Wednesday 4 August 2010

Critical Week: Meatheads unite!

Yes, the big press screening this week was Sylvester Stallone's The Expendables, which is even louder and dumber than we could have hoped. Action fans will adore it, and not just because of that astonishing cast list. Two other big-name movies will have wider appeal: the Drew Barrymore-Justin Long romantic comedy Going the Distance, tracing a long-distance love story, and Stephen Frears' romance-novel romp Tamara Drewe, which stars the terrific Gemma Arterton, Dominic Cooper and Roger Allam.

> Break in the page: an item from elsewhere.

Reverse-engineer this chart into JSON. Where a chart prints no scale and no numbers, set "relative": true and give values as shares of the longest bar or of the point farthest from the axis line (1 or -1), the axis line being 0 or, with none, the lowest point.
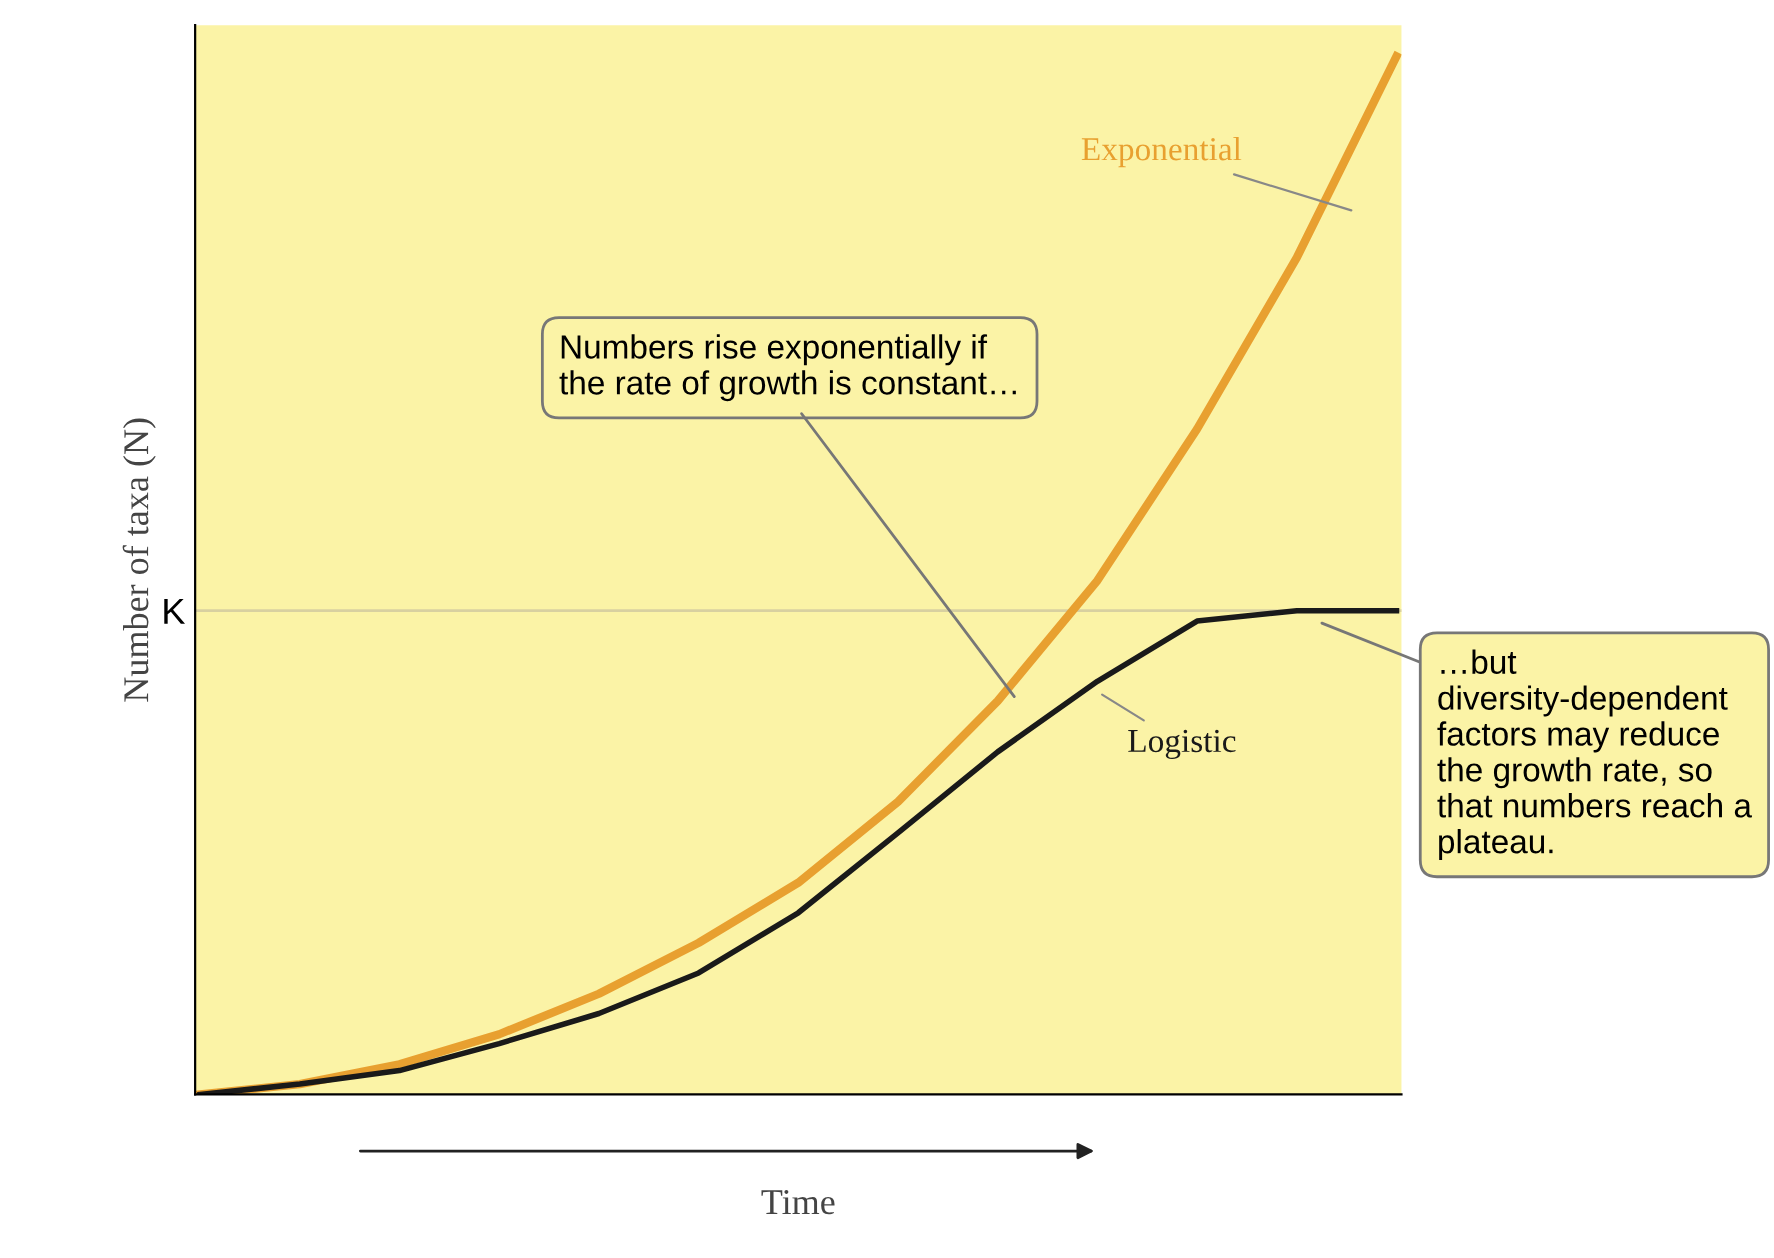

From France we saw Le Refuge, one of Francois Ozon's more challenging films, mainly because it's so light-handed. And the Belgian animated comedy A Town Called Panic is simply impossible to describe: it uses toy figures to tell a nutty tale that keeps us giggling even though we don't know why.

Independent films included the revenge horror The Final, which starts extremely well before becoming rather pointless; the Canadian prison drama Dog Pound, which uses its edgy cast to unsettling effect; and the startlingly good Down Terrace, which cleverly reinvents the British crime drama as a black comedy set almost completely in a Brighton house.

This coming week we have John C Reilly and Jonah Hill in Cyrus, Steve Carell and Paul Rudd in Dinner for Schmucks, Owen Wilson voicing Marmaduke and the chair-lift horror Frozen, plus entries from Italy (Ferzan Ozpetek's Loose Cannons) and Sweden (Involuntary).